After the new highway is built, and Cambridge discovers it has just as much traffic in its downtown and council requests a real highway bypass, it will be told by the ministry that the bypass money has already been spent on the new highway.

Of course, the road's main purpose is a conduit for development in Brantford. With a direct route to the 401, the greenbelt has been leap-frogged. We will see the kind of uncontrolled development in Brantford we have experienced in Cambridge and every other community along the 401 toward Toronto. Thousands of houses will be built over farm land and marketed in Toronto, Mississauga and Brampton, with a huge rise in commuter traffic.

If you travel from the Kitchener-Waterloo-Cambridge area every day on Highway 401, imagine the effect of sharing the road with another 20,000 cars from Brantford fighting to reach Toronto.

Unfortunately, developers only build houses -- never the amenities they need to make a community, such as children's recreational facilities, so hockey arenas and soccer fields become overcrowded and expensive.

The medical services are overwhelmed with six-hour waits in emergency departments and hospital facilities constantly lag behind needs. Families wait years to find a family doctor, with long waits for surgery due to the shortage of anesthetists and surgeons. Even the old age homes become scarce as the newcomers want relatives closer as they become frail.

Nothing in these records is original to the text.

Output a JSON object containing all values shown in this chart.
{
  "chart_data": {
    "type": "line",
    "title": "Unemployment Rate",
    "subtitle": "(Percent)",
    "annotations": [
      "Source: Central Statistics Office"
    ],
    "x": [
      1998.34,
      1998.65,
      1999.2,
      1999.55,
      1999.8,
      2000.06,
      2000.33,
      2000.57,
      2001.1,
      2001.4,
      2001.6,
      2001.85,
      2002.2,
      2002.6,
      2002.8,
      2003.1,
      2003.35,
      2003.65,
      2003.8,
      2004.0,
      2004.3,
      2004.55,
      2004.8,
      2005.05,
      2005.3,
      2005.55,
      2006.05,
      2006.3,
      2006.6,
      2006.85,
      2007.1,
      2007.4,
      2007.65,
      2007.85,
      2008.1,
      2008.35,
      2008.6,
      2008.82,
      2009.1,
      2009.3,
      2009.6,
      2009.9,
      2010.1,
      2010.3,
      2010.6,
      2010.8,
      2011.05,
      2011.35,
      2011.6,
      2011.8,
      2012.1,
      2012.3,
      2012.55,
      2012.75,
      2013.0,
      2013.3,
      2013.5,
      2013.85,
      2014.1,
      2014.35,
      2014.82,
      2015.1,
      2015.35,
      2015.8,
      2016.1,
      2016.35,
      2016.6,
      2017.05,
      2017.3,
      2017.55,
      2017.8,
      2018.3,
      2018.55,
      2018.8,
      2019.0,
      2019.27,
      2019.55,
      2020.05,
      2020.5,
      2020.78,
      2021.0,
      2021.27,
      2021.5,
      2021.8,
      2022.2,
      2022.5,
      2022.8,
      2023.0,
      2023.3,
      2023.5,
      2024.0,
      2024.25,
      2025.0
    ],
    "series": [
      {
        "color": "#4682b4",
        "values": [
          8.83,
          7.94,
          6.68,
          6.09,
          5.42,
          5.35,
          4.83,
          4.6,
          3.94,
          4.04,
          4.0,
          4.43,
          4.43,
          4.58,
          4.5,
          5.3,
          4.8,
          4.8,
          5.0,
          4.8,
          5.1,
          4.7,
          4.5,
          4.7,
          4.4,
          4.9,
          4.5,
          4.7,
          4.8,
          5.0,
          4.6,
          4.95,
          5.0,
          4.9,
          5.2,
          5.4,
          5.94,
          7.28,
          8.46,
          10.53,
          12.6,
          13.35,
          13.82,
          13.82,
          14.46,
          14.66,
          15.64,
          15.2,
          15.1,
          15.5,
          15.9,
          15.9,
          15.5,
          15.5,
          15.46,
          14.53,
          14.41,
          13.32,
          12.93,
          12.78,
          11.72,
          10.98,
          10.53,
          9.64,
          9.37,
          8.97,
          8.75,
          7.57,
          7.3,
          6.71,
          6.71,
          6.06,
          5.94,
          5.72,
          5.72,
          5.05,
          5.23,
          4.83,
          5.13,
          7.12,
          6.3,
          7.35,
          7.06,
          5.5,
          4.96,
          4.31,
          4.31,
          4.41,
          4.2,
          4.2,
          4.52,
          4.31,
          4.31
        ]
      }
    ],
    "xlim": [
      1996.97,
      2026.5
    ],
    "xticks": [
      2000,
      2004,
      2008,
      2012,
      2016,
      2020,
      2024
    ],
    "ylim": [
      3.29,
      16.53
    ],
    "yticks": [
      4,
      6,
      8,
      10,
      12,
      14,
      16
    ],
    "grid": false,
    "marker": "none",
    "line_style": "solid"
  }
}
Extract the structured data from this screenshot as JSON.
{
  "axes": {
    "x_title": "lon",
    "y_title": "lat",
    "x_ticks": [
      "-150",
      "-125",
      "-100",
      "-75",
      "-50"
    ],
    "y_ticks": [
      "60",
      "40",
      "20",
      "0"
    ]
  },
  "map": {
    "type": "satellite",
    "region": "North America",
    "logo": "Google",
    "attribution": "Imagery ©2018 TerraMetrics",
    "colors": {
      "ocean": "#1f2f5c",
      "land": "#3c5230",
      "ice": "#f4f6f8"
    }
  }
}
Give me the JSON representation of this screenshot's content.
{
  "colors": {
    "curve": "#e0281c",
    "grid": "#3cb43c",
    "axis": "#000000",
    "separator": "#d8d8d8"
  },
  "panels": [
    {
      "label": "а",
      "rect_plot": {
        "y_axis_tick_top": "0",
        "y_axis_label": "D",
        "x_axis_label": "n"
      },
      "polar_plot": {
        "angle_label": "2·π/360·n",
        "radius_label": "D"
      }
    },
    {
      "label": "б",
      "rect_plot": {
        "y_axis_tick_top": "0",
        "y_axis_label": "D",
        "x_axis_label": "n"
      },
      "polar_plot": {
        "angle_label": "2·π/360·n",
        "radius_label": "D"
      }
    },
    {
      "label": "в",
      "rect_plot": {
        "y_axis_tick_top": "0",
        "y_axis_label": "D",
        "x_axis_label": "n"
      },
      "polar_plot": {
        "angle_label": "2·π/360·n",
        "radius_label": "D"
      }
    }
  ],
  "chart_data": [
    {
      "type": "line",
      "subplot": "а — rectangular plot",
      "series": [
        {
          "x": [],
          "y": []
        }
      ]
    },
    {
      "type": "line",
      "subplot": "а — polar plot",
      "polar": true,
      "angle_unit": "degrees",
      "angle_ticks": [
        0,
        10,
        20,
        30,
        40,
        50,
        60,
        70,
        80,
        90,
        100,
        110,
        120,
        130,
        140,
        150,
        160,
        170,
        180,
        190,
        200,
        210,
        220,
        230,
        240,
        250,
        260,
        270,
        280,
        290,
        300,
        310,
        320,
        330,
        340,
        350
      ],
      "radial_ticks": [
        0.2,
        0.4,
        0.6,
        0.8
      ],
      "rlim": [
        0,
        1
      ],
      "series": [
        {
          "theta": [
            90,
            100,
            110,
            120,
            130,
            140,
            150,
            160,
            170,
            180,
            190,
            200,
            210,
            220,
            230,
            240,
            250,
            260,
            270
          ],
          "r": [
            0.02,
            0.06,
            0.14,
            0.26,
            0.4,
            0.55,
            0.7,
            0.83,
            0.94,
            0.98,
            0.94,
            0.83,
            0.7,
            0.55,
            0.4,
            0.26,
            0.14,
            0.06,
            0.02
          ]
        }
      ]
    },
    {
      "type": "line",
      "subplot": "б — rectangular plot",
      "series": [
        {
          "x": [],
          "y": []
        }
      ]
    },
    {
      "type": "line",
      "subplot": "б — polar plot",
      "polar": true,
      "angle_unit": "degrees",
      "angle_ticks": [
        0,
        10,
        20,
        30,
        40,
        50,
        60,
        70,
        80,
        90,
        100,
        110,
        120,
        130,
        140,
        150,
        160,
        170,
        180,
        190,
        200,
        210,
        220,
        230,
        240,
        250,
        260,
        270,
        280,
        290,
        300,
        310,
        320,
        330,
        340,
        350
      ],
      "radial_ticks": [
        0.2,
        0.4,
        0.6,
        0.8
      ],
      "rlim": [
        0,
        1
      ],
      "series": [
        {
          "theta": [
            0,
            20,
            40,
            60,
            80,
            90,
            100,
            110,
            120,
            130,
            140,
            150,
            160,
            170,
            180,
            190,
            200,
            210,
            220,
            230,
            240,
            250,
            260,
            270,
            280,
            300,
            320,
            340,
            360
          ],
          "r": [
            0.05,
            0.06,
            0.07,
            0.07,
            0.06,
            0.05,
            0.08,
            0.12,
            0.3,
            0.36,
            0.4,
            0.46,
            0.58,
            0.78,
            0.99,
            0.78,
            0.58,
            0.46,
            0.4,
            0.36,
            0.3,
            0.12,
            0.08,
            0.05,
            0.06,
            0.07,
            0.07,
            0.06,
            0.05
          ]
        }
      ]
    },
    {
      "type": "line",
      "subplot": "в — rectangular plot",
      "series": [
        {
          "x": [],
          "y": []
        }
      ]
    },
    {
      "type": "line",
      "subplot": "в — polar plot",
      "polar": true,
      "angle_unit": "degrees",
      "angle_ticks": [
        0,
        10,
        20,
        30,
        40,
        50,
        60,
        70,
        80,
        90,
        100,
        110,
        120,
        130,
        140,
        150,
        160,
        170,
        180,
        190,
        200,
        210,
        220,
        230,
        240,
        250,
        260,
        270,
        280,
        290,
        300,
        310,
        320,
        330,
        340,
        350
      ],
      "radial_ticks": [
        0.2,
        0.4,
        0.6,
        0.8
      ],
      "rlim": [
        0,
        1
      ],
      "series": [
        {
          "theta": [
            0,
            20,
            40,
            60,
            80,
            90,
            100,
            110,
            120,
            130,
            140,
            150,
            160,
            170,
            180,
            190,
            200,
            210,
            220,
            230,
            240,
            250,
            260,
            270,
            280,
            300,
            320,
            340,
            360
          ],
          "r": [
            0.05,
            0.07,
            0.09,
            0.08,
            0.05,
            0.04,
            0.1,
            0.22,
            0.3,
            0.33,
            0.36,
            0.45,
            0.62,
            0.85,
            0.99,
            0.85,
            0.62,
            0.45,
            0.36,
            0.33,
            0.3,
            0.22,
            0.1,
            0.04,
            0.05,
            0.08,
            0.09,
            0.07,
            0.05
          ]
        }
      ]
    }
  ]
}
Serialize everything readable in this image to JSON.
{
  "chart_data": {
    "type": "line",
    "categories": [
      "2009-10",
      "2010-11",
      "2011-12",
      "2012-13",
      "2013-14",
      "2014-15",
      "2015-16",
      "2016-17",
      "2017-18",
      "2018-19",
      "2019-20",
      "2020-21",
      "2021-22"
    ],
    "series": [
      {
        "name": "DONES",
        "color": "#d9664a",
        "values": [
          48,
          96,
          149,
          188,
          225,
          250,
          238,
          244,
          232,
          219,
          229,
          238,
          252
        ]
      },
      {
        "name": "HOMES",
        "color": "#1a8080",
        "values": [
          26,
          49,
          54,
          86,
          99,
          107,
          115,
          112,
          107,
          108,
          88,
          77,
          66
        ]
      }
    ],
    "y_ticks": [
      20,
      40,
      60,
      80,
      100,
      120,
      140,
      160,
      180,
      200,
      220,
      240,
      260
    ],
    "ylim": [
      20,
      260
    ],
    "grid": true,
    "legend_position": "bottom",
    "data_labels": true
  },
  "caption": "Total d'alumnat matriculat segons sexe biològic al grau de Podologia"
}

Smaller communities will be equally devastated. Immediately to the east of Cambridge the community of Puslinch will disappear under pavement. Already bearing the noise pollution of the 401 at its northern boundary, it will have the new 424 to the east and, inevitably, a main new highway to the west when Cambridge finds it still needs a ring road.

In the beautiful little town of St. George property developers in the know have been buying up farmland to the west of the town. With an on-off ramp planned for the east of the town on Highway 5, the town will become a racetrack as the Toronto commuters in the new developments hurry to the new link to the 401.

Even tiny Sheffield, supposedly secure in the greenbelt, will have the new highway only yards from half the houses in the village.

We are all used to the concept of a win-win situation but this must be the most perfect example of lose-lose.

Lost forever will be the wildlife of the wetlands, the pristine waters of the moraine, the quiet lifestyles of the country inhabitants, and the stability of the City of Brantford and the smaller towns and villages.

Losers will include the inhabitants of Cambridge -- their city still a throughway for traffic from the south of the city and the commuters from the greater area of Kitchener and Waterloo who are mired in traffic when they should be home enjoying the company of their families.

If you can feel sorry for politicians, then appreciate the pain of McGuinty's government when its main election plank has cracked underneath it due to insensitivity of the bureaucrats of the ministry of transportation. And, perhaps, feel sorry for the dinosaurs of the ministry who find themselves in a strange new green world they don't understand, while trying desperately to evolve beyond cement and tarmac.

Dr. Paul Cary is a Sheffield resident and vice-president of Stop the 424 Association. Second Opinion articles reflect the views of Record readers on a variety of subjects.

1 comment:

Anonymous said...

Well, I guess my property values are about to increase, since I'm just west of Brantford and use existing 24 to get to Cambridge/Guelph, etc.

Yuk, scruburbia rears its ugly head. Why don't they infill urban deserts such as downtown Hamilton and Branford, not to mention the west end of TO?

It should be illegal to build tacky housing developments on farmland. Period. Pretty soon we'll be importing all of our food because we'll have no arable land in suitable zones left.

Dumb and dumber - McGrunty and his 'droids.